In the upper Rogue, the Corps of Engineers dropped Lost Creek Lake outflows to 3,000 cfs last week, and that got fish moving. A good bite occurred at times this week throughout the upper Rogue, with spring chinook hitting eggs and sandshrimp back-bounced or fished off divers. Plugs also have worked fairly well with sardine wraps and other scents.
The 877 springers counted this week at Cole Rivers Hatchery was more than double what had been counted there so far. That put the count at 1,311 fish, which is about a third of the 10-year running average. Another 85 summer steelhead were counted Wednesday, bouncing the count there to 126 fish. That's close to average.
Anglers are starting to report more summer steelhead getting caught, mostly by anglers fishing for spring chinook, but driftboaters are starting to target them on evening floats. The early-run fish tend to be either 20-inch, first-time spawners or 8-plus pounders that are either wild fish on their second or third spawning run or hatchery females stripped of their eggs and released to the Rogue. These early fish will bite anything from spinners to plugs to worms and even pink plastic worms fished under bobbers.
The Hatchery Hole is closed for the season because biologists are concerned Cole Rivers Hatchery might not meet spring chinook production goals for the second straight year. Fishing is allowed from the old deadline on down, which is where boat fishing begins.
Flows at Dodge Bridge were down to an attractive 3,086 cfs Thursday, 3,325 cfs at the old Gold Ray Dam site, 3,091 cfs at Grants Pass, and 4,134 at Agness. All represent the lowest flows of the season.
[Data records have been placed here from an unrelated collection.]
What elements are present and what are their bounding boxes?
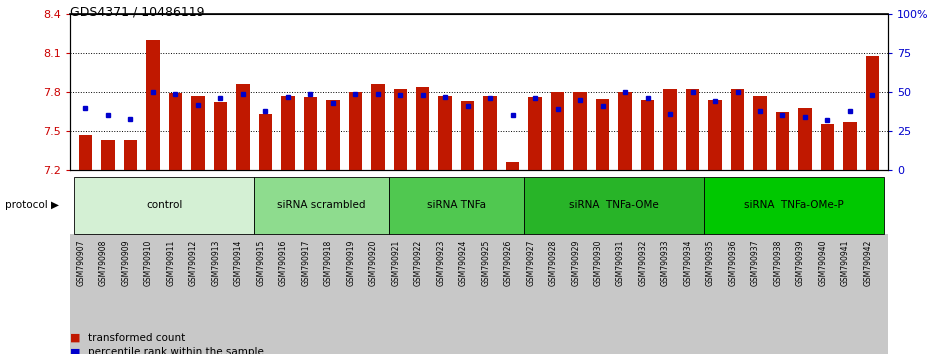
Text: GSM790907: GSM790907 <box>76 240 86 286</box>
Bar <box>506 162 520 170</box>
Text: siRNA  TNFa-OMe-P: siRNA TNFa-OMe-P <box>744 200 844 210</box>
Text: ■: ■ <box>70 333 80 343</box>
Bar <box>303 97 317 170</box>
Bar <box>551 92 565 170</box>
Text: siRNA TNFa: siRNA TNFa <box>427 200 486 210</box>
Bar <box>844 122 857 170</box>
Text: siRNA scrambled: siRNA scrambled <box>277 200 365 210</box>
Text: GSM790914: GSM790914 <box>233 240 243 286</box>
Text: GSM790912: GSM790912 <box>189 240 198 286</box>
Text: GSM790929: GSM790929 <box>571 240 580 286</box>
Bar <box>866 56 879 170</box>
Text: GSM790913: GSM790913 <box>211 240 220 286</box>
Text: GDS4371 / 10486119: GDS4371 / 10486119 <box>70 5 205 18</box>
Text: GSM790926: GSM790926 <box>504 240 512 286</box>
Bar <box>389 177 524 234</box>
Text: GSM790908: GSM790908 <box>99 240 108 286</box>
Text: siRNA  TNFa-OMe: siRNA TNFa-OMe <box>569 200 658 210</box>
Bar <box>101 140 114 170</box>
Bar <box>641 100 655 170</box>
Text: GSM790939: GSM790939 <box>796 240 805 286</box>
Bar <box>168 93 182 170</box>
Bar <box>74 177 254 234</box>
Text: GSM790917: GSM790917 <box>301 240 311 286</box>
Bar <box>326 100 339 170</box>
Bar <box>704 177 884 234</box>
Bar <box>461 101 474 170</box>
Text: protocol ▶: protocol ▶ <box>5 200 59 210</box>
Text: GSM790936: GSM790936 <box>728 240 737 286</box>
Bar <box>214 102 227 170</box>
Bar <box>124 140 138 170</box>
Bar <box>259 114 272 170</box>
Text: GSM790910: GSM790910 <box>144 240 153 286</box>
Text: GSM790925: GSM790925 <box>481 240 490 286</box>
Text: GSM790911: GSM790911 <box>166 240 176 286</box>
Text: GSM790922: GSM790922 <box>414 240 423 286</box>
Bar <box>528 97 542 170</box>
Text: GSM790923: GSM790923 <box>436 240 445 286</box>
Text: GSM790915: GSM790915 <box>257 240 265 286</box>
Bar <box>685 90 699 170</box>
Text: GSM790931: GSM790931 <box>616 240 625 286</box>
Bar <box>438 96 452 170</box>
Bar <box>192 96 205 170</box>
Text: GSM790932: GSM790932 <box>639 240 647 286</box>
Bar <box>776 112 790 170</box>
Bar <box>709 100 722 170</box>
Bar <box>349 92 362 170</box>
Bar <box>618 92 631 170</box>
Text: GSM790927: GSM790927 <box>526 240 535 286</box>
Text: GSM790942: GSM790942 <box>863 240 872 286</box>
Text: GSM790938: GSM790938 <box>774 240 782 286</box>
Bar <box>146 40 160 170</box>
Text: GSM790916: GSM790916 <box>279 240 288 286</box>
Text: GSM790928: GSM790928 <box>549 240 558 286</box>
Text: GSM790930: GSM790930 <box>593 240 603 286</box>
Bar <box>281 96 295 170</box>
Text: GSM790924: GSM790924 <box>458 240 468 286</box>
Bar <box>484 96 497 170</box>
Text: GSM790937: GSM790937 <box>751 240 760 286</box>
Bar <box>753 96 766 170</box>
Bar <box>574 92 587 170</box>
Bar <box>416 87 430 170</box>
Bar <box>663 90 677 170</box>
Text: percentile rank within the sample: percentile rank within the sample <box>88 347 264 354</box>
Bar <box>524 177 704 234</box>
Bar <box>798 108 812 170</box>
Bar <box>731 90 744 170</box>
Bar <box>236 84 249 170</box>
Text: GSM790933: GSM790933 <box>661 240 670 286</box>
Bar <box>254 177 389 234</box>
Bar <box>393 90 407 170</box>
Text: GSM790941: GSM790941 <box>841 240 850 286</box>
Text: control: control <box>146 200 182 210</box>
Text: ■: ■ <box>70 347 80 354</box>
Text: GSM790909: GSM790909 <box>122 240 130 286</box>
Bar <box>596 98 609 170</box>
Bar <box>79 135 92 170</box>
Text: GSM790920: GSM790920 <box>369 240 378 286</box>
Text: GSM790940: GSM790940 <box>818 240 828 286</box>
Text: transformed count: transformed count <box>88 333 186 343</box>
Text: GSM790934: GSM790934 <box>684 240 693 286</box>
Text: GSM790918: GSM790918 <box>324 240 333 286</box>
Text: GSM790921: GSM790921 <box>392 240 400 286</box>
Bar <box>371 84 384 170</box>
Bar <box>820 125 834 170</box>
Text: GSM790935: GSM790935 <box>706 240 715 286</box>
Text: GSM790919: GSM790919 <box>346 240 355 286</box>
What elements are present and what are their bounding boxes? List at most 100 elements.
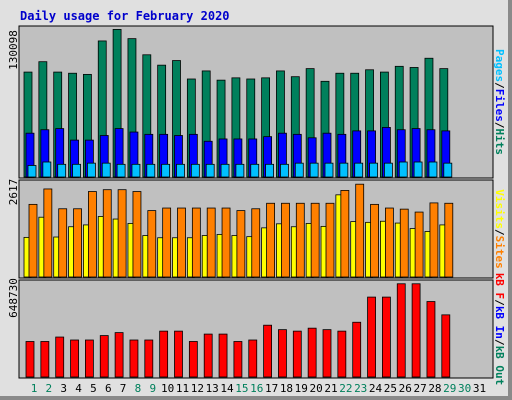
bar-kbf xyxy=(129,339,139,378)
middle-panel-max-label: 2617 xyxy=(7,179,20,206)
bottom-panel-max-label: 648730 xyxy=(7,278,20,318)
bar-sites xyxy=(102,189,112,278)
bar-sites xyxy=(206,207,216,278)
day-label: 31 xyxy=(473,382,486,395)
bar-kbf xyxy=(322,329,332,378)
day-label: 21 xyxy=(324,382,337,395)
bar-sites xyxy=(325,202,335,278)
bar-kbf xyxy=(426,301,436,378)
bar-pages xyxy=(176,163,185,178)
bar-kbf xyxy=(55,336,65,378)
day-label: 19 xyxy=(295,382,308,395)
bar-kbf xyxy=(233,341,243,378)
bar-pages xyxy=(146,163,156,178)
bar-sites xyxy=(414,211,424,278)
bar-sites xyxy=(355,183,365,278)
bar-kbf xyxy=(411,283,421,378)
top-panel-legend-part: Files xyxy=(493,89,506,122)
day-label: 1 xyxy=(31,382,38,395)
bar-kbf xyxy=(70,339,79,378)
bar-kbf xyxy=(203,333,213,378)
bar-pages xyxy=(250,163,260,178)
day-label: 17 xyxy=(265,382,278,395)
bar-sites xyxy=(281,202,290,278)
bar-pages xyxy=(116,163,126,178)
bar-pages xyxy=(87,162,96,178)
bar-pages xyxy=(413,161,423,178)
bar-pages xyxy=(235,163,245,178)
bottom-panel-legend: kB F/kB In/kB Out xyxy=(493,273,506,386)
bar-kbf xyxy=(25,341,35,378)
top-panel-legend: Pages/Files/Hits xyxy=(493,49,506,155)
bar-kbf xyxy=(159,330,169,378)
day-label: 20 xyxy=(310,382,323,395)
bottom-panel-legend-part: / xyxy=(493,339,506,346)
bar-sites xyxy=(117,189,127,278)
bar-pages xyxy=(280,163,289,178)
bar-kbf xyxy=(441,314,451,378)
bar-kbf xyxy=(292,330,302,378)
bar-kbf xyxy=(188,341,198,378)
bar-sites xyxy=(444,202,454,278)
bar-sites xyxy=(28,203,38,278)
bar-sites xyxy=(310,202,320,278)
bar-kbf xyxy=(337,330,347,378)
bar-pages xyxy=(383,162,393,178)
day-label: 6 xyxy=(105,382,112,395)
top-panel-legend-part: Hits xyxy=(493,129,506,156)
bar-kbf xyxy=(218,333,228,378)
bar-sites xyxy=(191,207,201,278)
bar-sites xyxy=(43,188,53,278)
bar-kbf xyxy=(144,339,154,378)
day-label: 22 xyxy=(339,382,352,395)
day-label: 25 xyxy=(384,382,397,395)
day-label: 12 xyxy=(191,382,204,395)
day-label: 26 xyxy=(399,382,412,395)
day-label: 30 xyxy=(458,382,471,395)
day-label: 8 xyxy=(135,382,142,395)
bar-sites xyxy=(340,190,350,278)
bar-sites xyxy=(295,202,305,278)
bar-kbf xyxy=(352,321,362,378)
bar-sites xyxy=(88,191,97,278)
bar-pages xyxy=(27,165,37,178)
bar-pages xyxy=(161,163,171,178)
bar-sites xyxy=(73,208,82,278)
bar-pages xyxy=(42,161,52,178)
middle-panel-legend: Visits/Sites xyxy=(493,189,506,269)
bar-pages xyxy=(339,162,349,178)
bar-kbf xyxy=(40,341,50,378)
day-label: 23 xyxy=(354,382,367,395)
bar-kbf xyxy=(307,327,317,378)
bar-sites xyxy=(251,208,261,278)
middle-panel-legend-part: Sites xyxy=(493,236,506,269)
bar-pages xyxy=(398,161,408,178)
day-label: 5 xyxy=(90,382,97,395)
bar-sites xyxy=(429,202,439,278)
bar-sites xyxy=(236,210,246,278)
bar-sites xyxy=(58,208,68,278)
day-label: 28 xyxy=(428,382,441,395)
day-label: 16 xyxy=(250,382,263,395)
bar-pages xyxy=(131,163,141,178)
bar-pages xyxy=(101,162,111,178)
bar-kbf xyxy=(174,330,183,378)
top-panel-legend-part: / xyxy=(493,82,506,89)
day-label: 18 xyxy=(280,382,293,395)
bottom-panel-legend-part: kB F xyxy=(493,273,506,300)
day-label: 2 xyxy=(46,382,53,395)
bar-sites xyxy=(221,207,231,278)
middle-panel-legend-part: / xyxy=(493,229,506,236)
bar-kbf xyxy=(248,339,258,378)
day-label: 10 xyxy=(161,382,174,395)
bar-pages xyxy=(205,163,215,178)
day-label: 27 xyxy=(413,382,426,395)
bottom-panel-legend-part: / xyxy=(493,299,506,306)
bar-kbf xyxy=(99,335,109,378)
day-label: 9 xyxy=(149,382,156,395)
bar-pages xyxy=(265,163,275,178)
chart-title: Daily usage for February 2020 xyxy=(20,9,230,23)
day-label: 3 xyxy=(60,382,67,395)
bar-sites xyxy=(147,210,157,278)
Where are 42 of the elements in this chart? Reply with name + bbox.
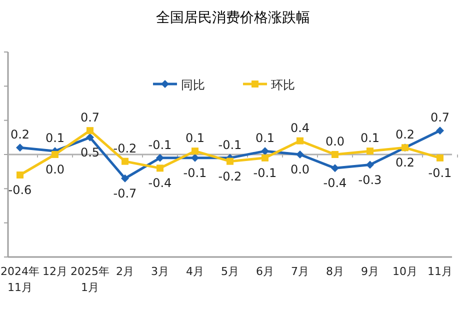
data-label: -0.3 (358, 172, 382, 187)
x-tick-label: 2025年 1月 (70, 265, 110, 294)
data-label: 0.1 (255, 131, 275, 146)
data-label: -0.2 (218, 169, 242, 184)
x-tick-label: 8月 (326, 265, 344, 278)
data-label: -0.4 (148, 176, 172, 190)
data-label: 0.0 (45, 162, 65, 176)
data-label: 0.5 (80, 145, 100, 160)
x-tick-label: 7月 (291, 265, 309, 278)
data-label: 0.2 (10, 128, 30, 142)
x-tick-label: 11月 (428, 265, 452, 278)
data-label: -0.1 (253, 166, 277, 180)
data-label: 0.4 (290, 120, 310, 135)
x-tick-label: 12月 (42, 265, 68, 278)
x-tick-label: 5月 (221, 265, 239, 278)
data-label: 0.1 (360, 131, 380, 146)
data-label: -0.1 (148, 138, 172, 152)
x-tick-label: 9月 (361, 265, 379, 278)
x-tick-label: 4月 (186, 265, 204, 278)
data-label: 0.0 (290, 162, 310, 176)
x-tick-label: 2024年 11月 (0, 265, 40, 294)
data-label: 0.1 (185, 131, 205, 146)
chart-title: 全国居民消费价格涨跌幅 (156, 10, 310, 26)
data-label: -0.6 (8, 183, 32, 197)
data-label: -0.1 (428, 166, 452, 180)
data-label: -0.1 (183, 166, 207, 180)
legend-label: 同比 (181, 78, 205, 92)
x-tick-label: 6月 (256, 265, 274, 278)
legend-label: 环比 (271, 78, 295, 92)
data-label: 0.0 (325, 134, 345, 148)
x-tick-label: 3月 (151, 265, 169, 278)
x-tick-label: 2月 (116, 265, 134, 278)
x-tick-label: 10月 (392, 265, 418, 278)
data-label: -0.2 (113, 141, 137, 156)
data-label: 0.1 (45, 131, 65, 146)
data-label: -0.1 (218, 138, 242, 152)
data-label: 0.7 (80, 110, 100, 125)
data-label: 0.2 (395, 128, 415, 142)
data-label: -0.7 (113, 186, 137, 200)
data-label: 0.2 (395, 156, 415, 170)
data-label: 0.7 (430, 110, 450, 125)
data-label: -0.4 (323, 176, 347, 190)
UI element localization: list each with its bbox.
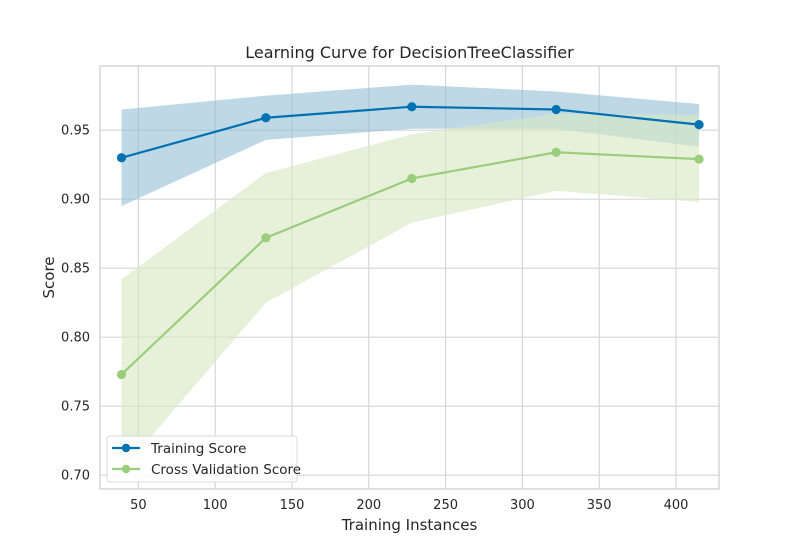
legend-box [106,435,298,483]
legend-training-score-label: Training Score [150,441,246,457]
x-tick-label: 250 [433,498,458,513]
training-score-point [694,120,704,130]
cross-validation-score-point [407,173,417,184]
training-score-point [551,104,561,115]
cross-validation-score-point [694,154,704,164]
cross-validation-score-point [551,147,561,157]
x-tick-labels: 50 100 150 200 250 300 350 400 [130,498,688,513]
x-tick-label: 50 [130,498,147,513]
cross-validation-score-point [116,369,127,380]
series-points [116,102,704,380]
legend-training-score-marker [121,443,131,453]
x-tick-label: 400 [664,498,689,513]
legend: Training Score Cross Validation Score [106,435,301,483]
y-tick-labels: 0.70 0.75 0.80 0.85 0.90 0.95 [61,124,90,484]
chart-title: Learning Curve for DecisionTreeClassifie… [245,43,574,62]
training-score-point [261,113,271,123]
x-tick-label: 150 [280,498,305,513]
y-tick-label: 0.85 [61,262,90,277]
score-bands [121,84,700,472]
training-score-point [407,102,417,112]
x-tick-label: 200 [356,498,381,513]
legend-cross-validation-score-marker [121,464,131,474]
plot-frame [99,65,720,490]
x-axis-title: Training Instances [341,516,478,534]
x-tick-label: 350 [587,498,612,513]
y-tick-label: 0.75 [61,400,90,415]
legend-cross-validation-score-label: Cross Validation Score [151,462,301,478]
y-tick-label: 0.80 [61,331,90,346]
x-tick-label: 100 [203,498,228,513]
y-tick-label: 0.95 [61,124,90,139]
y-axis-title: Score [40,256,58,298]
y-tick-label: 0.90 [61,193,90,208]
cross-validation-score-point [261,233,271,243]
training-score-point [116,153,127,163]
x-tick-label: 300 [510,498,535,513]
cross-validation-score-band [121,113,700,472]
y-tick-label: 0.70 [61,469,90,484]
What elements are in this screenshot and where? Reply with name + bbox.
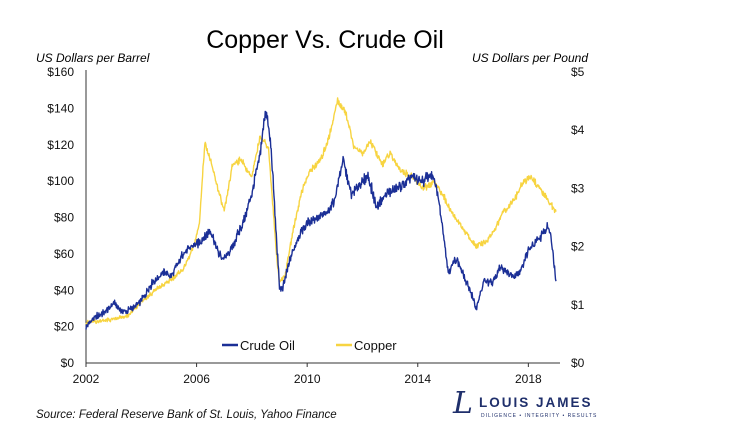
right-tick-label: $1 (571, 298, 585, 312)
left-tick-label: $20 (54, 320, 74, 334)
chart-title: Copper Vs. Crude Oil (206, 26, 444, 54)
left-tick-label: $160 (47, 65, 74, 79)
x-axis-ticks: 2002 2006 2010 2014 2018 (73, 363, 542, 386)
louis-james-logo: L LOUIS JAMES DILIGENCE • INTEGRITY • RE… (453, 389, 603, 423)
right-tick-label: $5 (571, 65, 585, 79)
right-tick-label: $2 (571, 240, 585, 254)
left-tick-label: $40 (54, 283, 74, 297)
x-tick-label: 2018 (515, 372, 542, 386)
right-tick-label: $0 (571, 356, 585, 370)
x-tick-label: 2010 (294, 372, 321, 386)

The lower Rogue has very few anglers working the area, and 69-degree water is why. However, it's starting to turn into an advantage as fresh early-run fall chinook have started to move into the bay. They're going as far upstream as the mouth of Indian Creek, where bank anglers are catching them on Blue Fox spinners and Rooster Tails. The warm water deters the chinook from moving upstream, so they'll either wash in and out of the bay or mill around in it. Troll anchovies with Rogue bait rig blades or Brad's cut-plug herring.
Surfperch fishing off the Rogue sand spit has been excellent when the surf and winds cooperate.
APPLEGATE: The river is open to trout fishing, but all wild trout must be released unharmed. Most of the trout are actually steelhead pre-smolts.
CHETCO: The river is open for angling. Look for sea-run cutthroat trout in the estuary.